The General Court has taken its fourth substantive Community Design appeal decision, Baena Grupo v OHIM T-513/09, on these two rather angry gnomes (or "lutins grognant"as the French text has it) - here, in French (Spanish also available).
The case has had a rather erratic history. The citation, on the right, is a published Community Trade Mark (CTM 1312651), and at first instance the Community design (RCD 426895-0002, on the left) was invalidated over the citation considered as a prior right, as being a mis-use (i.e. an infringement) of the trade mark.
The Appeal Board overturned that in Decision R 1323/2008-3 (here, in Spanish), ruling that "use" of an earlier mark in this context did not cover use of something similar (in contrast to the well-known MIDAS decision?) but held it invalid nonetheless, this time on the basis of lack of individual character over the citation considered as prior art.
What did the General Court say? They reversed the Board of Appeal, despite what one might reasonably think to be the overall similarity between the two. The twin bases were: firstly, the identity of the informed user - a teenager or a younger child (the latter was quite important), and secondly, the importance of the angry facial expression (and perhaps pose also) in the citation, as being the thing which would stick in the memory of that informed user.
From a UK point of view, it therefore makes an interesting contrast with the approach in Procter & Gamble v Reckitt Benckiser, firstly because this "informed user" is not stated to be attentive or particularly interested in design issues (and is hence pretty undiscriminating), and secondly because of what seems to be quite a strong role for the doctrine of "imperfect recollection", held in P&G to have lesser significance in design cases.
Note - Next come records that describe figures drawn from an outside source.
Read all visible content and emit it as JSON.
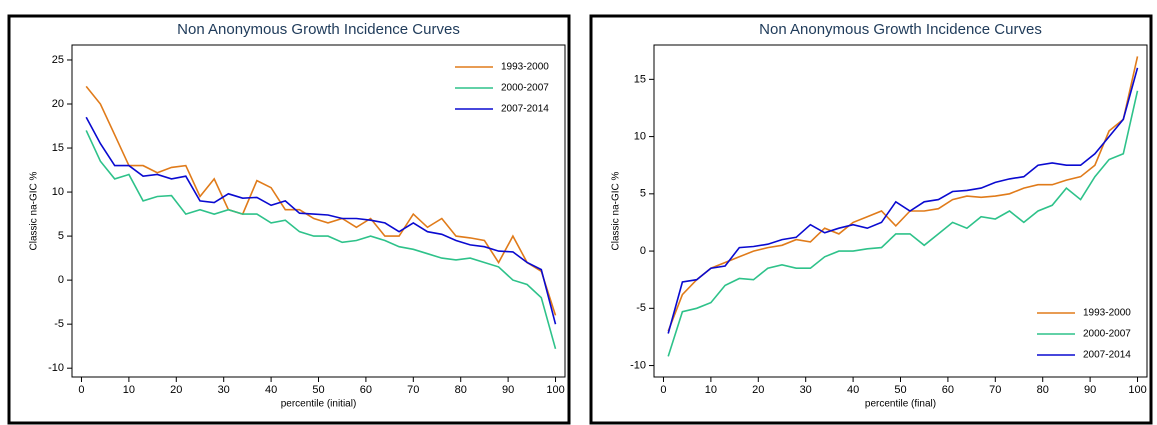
{
  "chart_data": [
    {
      "type": "line",
      "title": "Non Anonymous  Growth Incidence Curves",
      "x_label": "percentile (initial)",
      "y_label": "Classic na-GIC %",
      "legend": "top-right",
      "x": [
        1,
        4,
        7,
        10,
        13,
        16,
        19,
        22,
        25,
        28,
        31,
        34,
        37,
        40,
        43,
        46,
        49,
        52,
        55,
        58,
        61,
        64,
        67,
        70,
        73,
        76,
        79,
        82,
        85,
        88,
        91,
        94,
        97,
        100
      ],
      "series": [
        {
          "name": "1993-2000",
          "color": "#e07b1a",
          "values": [
            22,
            20,
            16.5,
            13,
            13,
            12.2,
            12.8,
            13,
            9.5,
            11.5,
            8,
            7.5,
            11.3,
            10.5,
            8,
            8,
            7,
            6.5,
            7,
            6,
            7,
            5,
            5,
            7.5,
            6,
            7,
            5,
            4.8,
            4.5,
            2,
            5,
            2,
            1,
            -4
          ]
        },
        {
          "name": "2000-2007",
          "color": "#2ec28a",
          "values": [
            17,
            13.5,
            11.5,
            12,
            9,
            9.5,
            9.6,
            7.5,
            8,
            7.5,
            8,
            7.5,
            7.5,
            6.5,
            6.8,
            5.5,
            5,
            5,
            4.3,
            4.5,
            5,
            4.5,
            3.8,
            3.5,
            3,
            2.5,
            2.3,
            2.5,
            2,
            1.5,
            0,
            -0.5,
            -2,
            -7.8
          ]
        },
        {
          "name": "2007-2014",
          "color": "#0a0ad0",
          "values": [
            18.5,
            15.5,
            13,
            13,
            11.8,
            12,
            11.5,
            11.8,
            9,
            8.8,
            9.8,
            9.3,
            9.4,
            8.5,
            9,
            7.6,
            7.5,
            7.4,
            7,
            7,
            6.8,
            6.5,
            5.5,
            6.5,
            5.5,
            5.2,
            4.5,
            4,
            3.8,
            3.3,
            3.2,
            2,
            1.2,
            -5
          ]
        }
      ],
      "xlim": [
        -2,
        102
      ],
      "xticks": [
        0,
        10,
        20,
        30,
        40,
        50,
        60,
        70,
        80,
        90,
        100
      ],
      "ylim": [
        -11,
        26.7
      ],
      "yticks": [
        -10,
        -5,
        0,
        5,
        10,
        15,
        20,
        25
      ]
    },
    {
      "type": "line",
      "title": "Non Anonymous  Growth Incidence Curves",
      "x_label": "percentile (final)",
      "y_label": "Classic na-GIC %",
      "legend": "bottom-right",
      "x": [
        1,
        4,
        7,
        10,
        13,
        16,
        19,
        22,
        25,
        28,
        31,
        34,
        37,
        40,
        43,
        46,
        49,
        52,
        55,
        58,
        61,
        64,
        67,
        70,
        73,
        76,
        79,
        82,
        85,
        88,
        91,
        94,
        97,
        100
      ],
      "series": [
        {
          "name": "1993-2000",
          "color": "#e07b1a",
          "values": [
            -7,
            -3.8,
            -2.5,
            -1.5,
            -1,
            -0.5,
            0,
            0.3,
            0.5,
            1,
            0.8,
            2,
            1.5,
            2.5,
            3,
            3.5,
            2.2,
            3.5,
            3.5,
            3.7,
            4.5,
            4.8,
            4.7,
            4.8,
            5,
            5.5,
            5.8,
            5.8,
            6.2,
            6.5,
            7.5,
            10.5,
            11.5,
            17
          ]
        },
        {
          "name": "2000-2007",
          "color": "#2ec28a",
          "values": [
            -9.2,
            -5.3,
            -5,
            -4.5,
            -3,
            -2.4,
            -2.5,
            -1.5,
            -1.2,
            -1.5,
            -1.5,
            -0.5,
            0,
            0,
            0.2,
            0.3,
            1.5,
            1.5,
            0.5,
            1.5,
            2.5,
            2,
            3,
            2.8,
            3.5,
            2.5,
            3.5,
            4,
            5.5,
            4.5,
            6.5,
            8,
            8.5,
            14
          ]
        },
        {
          "name": "2007-2014",
          "color": "#0a0ad0",
          "values": [
            -7.2,
            -2.7,
            -2.5,
            -1.5,
            -1.3,
            0.3,
            0.4,
            0.6,
            1,
            1.2,
            2.3,
            1.6,
            2,
            2.3,
            2,
            2.5,
            4.3,
            3.5,
            4.3,
            4.5,
            5.2,
            5.3,
            5.5,
            6,
            6.3,
            6.5,
            7.5,
            7.7,
            7.5,
            7.5,
            8.5,
            10,
            11.5,
            16
          ]
        }
      ],
      "xlim": [
        -2,
        102
      ],
      "xticks": [
        0,
        10,
        20,
        30,
        40,
        50,
        60,
        70,
        80,
        90,
        100
      ],
      "ylim": [
        -11,
        18
      ],
      "yticks": [
        -10,
        -5,
        0,
        5,
        10,
        15
      ]
    }
  ]
}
As with several earlier General Court and OHIM decisions, the citation was taken "as a whole" and no thought was given to comparing like with like - since the design has no mouth, surely the fair comparison is to compare that part of the citation without a mouth to the design? In the context of an infringement, the implication of the General Court's approach is that one could take the entirety of a design, add something and thus avoid infringement. Is that right? What do you think, dear readers?